Cisco Grabs Securent for $100M


Network equipment giant Cisco Systems on Thursday said it plans to acquire three-year-old security startup Securent for $100 million in cash and assumed options.

 

Venture capital firms Greylock Partners and Onset Ventures pumped $6 million into Securent, which was formed in 2004.

The purchase of Mountain View, California-based Securent will be Cisco’s twelfth acquisition this year and its second of a security firm. In January, Cisco announced its intention to acquire IronPort, a messaging security specialist for $830 million.

There has been a spate of security startup acquisitions by systems companies dating back more than two years, with Cisco, IBM, and EMC leading the spending spree.

A combination of new security regulations, Web 2.0, and user demand for anywhere-anytime access to corporate data is driving demand for stronger but more flexible security, and that is thinning the herd of security startups through acquisition.

“This all requires a whole new level of security thinking, and this pushes us to find vendors that can help solve some of these unique problems,” said Joe Burton, CTO of Unified Communications for San Jose-based Cisco.

The acquisition of Securent shows that the wave of consolidation in the security market is not over, according to In-Stat analyst Victoria Fodale, as the remaining startups jostle for position.

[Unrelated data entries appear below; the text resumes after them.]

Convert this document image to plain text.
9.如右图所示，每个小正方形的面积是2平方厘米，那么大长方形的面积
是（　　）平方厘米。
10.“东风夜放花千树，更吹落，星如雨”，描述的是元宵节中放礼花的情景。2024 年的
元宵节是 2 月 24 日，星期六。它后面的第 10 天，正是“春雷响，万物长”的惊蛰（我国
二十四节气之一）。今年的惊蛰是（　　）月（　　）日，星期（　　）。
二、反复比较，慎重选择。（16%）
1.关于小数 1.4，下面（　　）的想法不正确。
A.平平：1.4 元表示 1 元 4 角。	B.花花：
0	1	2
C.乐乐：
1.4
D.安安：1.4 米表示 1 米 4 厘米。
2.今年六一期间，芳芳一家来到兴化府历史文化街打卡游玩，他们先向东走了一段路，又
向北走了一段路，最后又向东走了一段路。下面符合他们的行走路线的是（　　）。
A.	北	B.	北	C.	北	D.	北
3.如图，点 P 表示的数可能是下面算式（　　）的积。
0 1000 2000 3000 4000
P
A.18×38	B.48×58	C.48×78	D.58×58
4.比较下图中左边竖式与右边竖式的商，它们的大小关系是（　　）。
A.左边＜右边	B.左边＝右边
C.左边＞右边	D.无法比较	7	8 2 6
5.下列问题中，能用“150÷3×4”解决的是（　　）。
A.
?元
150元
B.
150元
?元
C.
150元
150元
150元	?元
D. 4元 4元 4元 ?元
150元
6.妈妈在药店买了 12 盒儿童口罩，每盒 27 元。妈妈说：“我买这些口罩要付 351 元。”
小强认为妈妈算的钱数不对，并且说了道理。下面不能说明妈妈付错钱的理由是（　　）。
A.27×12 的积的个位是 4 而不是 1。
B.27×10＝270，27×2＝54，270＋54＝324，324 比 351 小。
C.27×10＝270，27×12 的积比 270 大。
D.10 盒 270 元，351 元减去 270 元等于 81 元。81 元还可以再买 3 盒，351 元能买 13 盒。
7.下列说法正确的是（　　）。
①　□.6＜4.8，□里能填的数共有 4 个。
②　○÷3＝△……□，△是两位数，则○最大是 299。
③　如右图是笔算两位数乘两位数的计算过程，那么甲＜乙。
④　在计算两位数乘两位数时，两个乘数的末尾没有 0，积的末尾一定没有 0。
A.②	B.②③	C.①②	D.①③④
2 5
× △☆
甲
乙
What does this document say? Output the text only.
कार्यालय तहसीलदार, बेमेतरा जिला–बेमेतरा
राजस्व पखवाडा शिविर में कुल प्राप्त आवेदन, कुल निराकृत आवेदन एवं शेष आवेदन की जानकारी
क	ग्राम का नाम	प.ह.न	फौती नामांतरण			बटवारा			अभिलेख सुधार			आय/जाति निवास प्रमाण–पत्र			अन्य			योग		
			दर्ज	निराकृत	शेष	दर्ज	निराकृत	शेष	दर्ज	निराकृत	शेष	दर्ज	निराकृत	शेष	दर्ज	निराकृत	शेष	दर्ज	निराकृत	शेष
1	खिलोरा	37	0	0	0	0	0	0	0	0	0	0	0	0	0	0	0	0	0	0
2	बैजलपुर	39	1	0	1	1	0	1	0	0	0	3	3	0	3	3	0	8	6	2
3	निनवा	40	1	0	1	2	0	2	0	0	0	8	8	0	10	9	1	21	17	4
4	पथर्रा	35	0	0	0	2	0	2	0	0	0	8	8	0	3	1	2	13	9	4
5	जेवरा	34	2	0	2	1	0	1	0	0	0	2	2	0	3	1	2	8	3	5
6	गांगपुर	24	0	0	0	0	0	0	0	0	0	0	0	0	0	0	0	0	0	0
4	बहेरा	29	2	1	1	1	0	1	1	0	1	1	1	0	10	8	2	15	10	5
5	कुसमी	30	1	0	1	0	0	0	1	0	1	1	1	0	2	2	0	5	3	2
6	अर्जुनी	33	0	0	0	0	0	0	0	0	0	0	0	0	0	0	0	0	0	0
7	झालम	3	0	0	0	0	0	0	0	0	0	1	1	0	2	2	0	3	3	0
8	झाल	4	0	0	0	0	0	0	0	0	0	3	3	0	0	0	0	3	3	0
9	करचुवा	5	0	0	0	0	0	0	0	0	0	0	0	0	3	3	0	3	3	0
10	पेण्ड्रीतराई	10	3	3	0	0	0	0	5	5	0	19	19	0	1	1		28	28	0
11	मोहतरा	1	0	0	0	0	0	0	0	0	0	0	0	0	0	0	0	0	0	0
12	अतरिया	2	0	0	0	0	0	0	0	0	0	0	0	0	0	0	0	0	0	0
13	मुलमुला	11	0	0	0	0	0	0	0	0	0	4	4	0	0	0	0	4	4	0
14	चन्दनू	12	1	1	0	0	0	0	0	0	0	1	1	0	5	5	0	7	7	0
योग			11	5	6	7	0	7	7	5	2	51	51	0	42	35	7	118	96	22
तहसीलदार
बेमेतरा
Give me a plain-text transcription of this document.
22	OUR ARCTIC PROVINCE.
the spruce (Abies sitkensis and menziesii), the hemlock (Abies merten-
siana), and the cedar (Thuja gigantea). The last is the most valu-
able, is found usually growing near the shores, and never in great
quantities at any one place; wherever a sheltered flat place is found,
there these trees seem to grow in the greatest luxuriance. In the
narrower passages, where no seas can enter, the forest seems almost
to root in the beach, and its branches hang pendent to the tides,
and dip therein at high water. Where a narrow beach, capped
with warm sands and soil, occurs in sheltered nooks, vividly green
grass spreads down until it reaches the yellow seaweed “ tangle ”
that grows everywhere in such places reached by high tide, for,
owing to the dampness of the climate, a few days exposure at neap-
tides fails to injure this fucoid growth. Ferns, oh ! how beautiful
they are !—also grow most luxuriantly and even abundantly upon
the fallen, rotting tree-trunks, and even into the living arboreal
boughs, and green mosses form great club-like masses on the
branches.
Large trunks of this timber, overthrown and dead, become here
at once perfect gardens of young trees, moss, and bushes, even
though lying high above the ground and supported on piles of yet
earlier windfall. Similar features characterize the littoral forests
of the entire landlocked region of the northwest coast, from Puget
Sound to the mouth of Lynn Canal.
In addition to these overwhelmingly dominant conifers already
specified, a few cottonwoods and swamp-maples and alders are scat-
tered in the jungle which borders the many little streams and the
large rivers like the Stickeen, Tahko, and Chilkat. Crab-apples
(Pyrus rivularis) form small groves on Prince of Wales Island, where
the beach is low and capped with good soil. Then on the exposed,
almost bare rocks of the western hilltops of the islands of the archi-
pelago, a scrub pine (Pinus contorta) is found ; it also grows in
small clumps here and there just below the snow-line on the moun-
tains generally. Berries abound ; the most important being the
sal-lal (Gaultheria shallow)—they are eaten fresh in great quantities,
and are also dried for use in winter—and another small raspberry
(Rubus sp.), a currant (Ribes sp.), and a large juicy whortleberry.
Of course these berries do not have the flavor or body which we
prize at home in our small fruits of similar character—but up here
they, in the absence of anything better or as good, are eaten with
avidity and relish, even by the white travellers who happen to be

“VCs have lately been very picky about security startups in part because they rarely go public and are usually acquired by larger players, which tend not to do much R&D around security,” said Ms. Fodale.

Securent began marketing its software, which offers IT managers a single point from which to manage secure access to corporate data resources, in 2005.

“Cisco doing another security acquisition this year caught me by surprise, so it shows that the security consolidation phase is not over,” Ms Fodale said.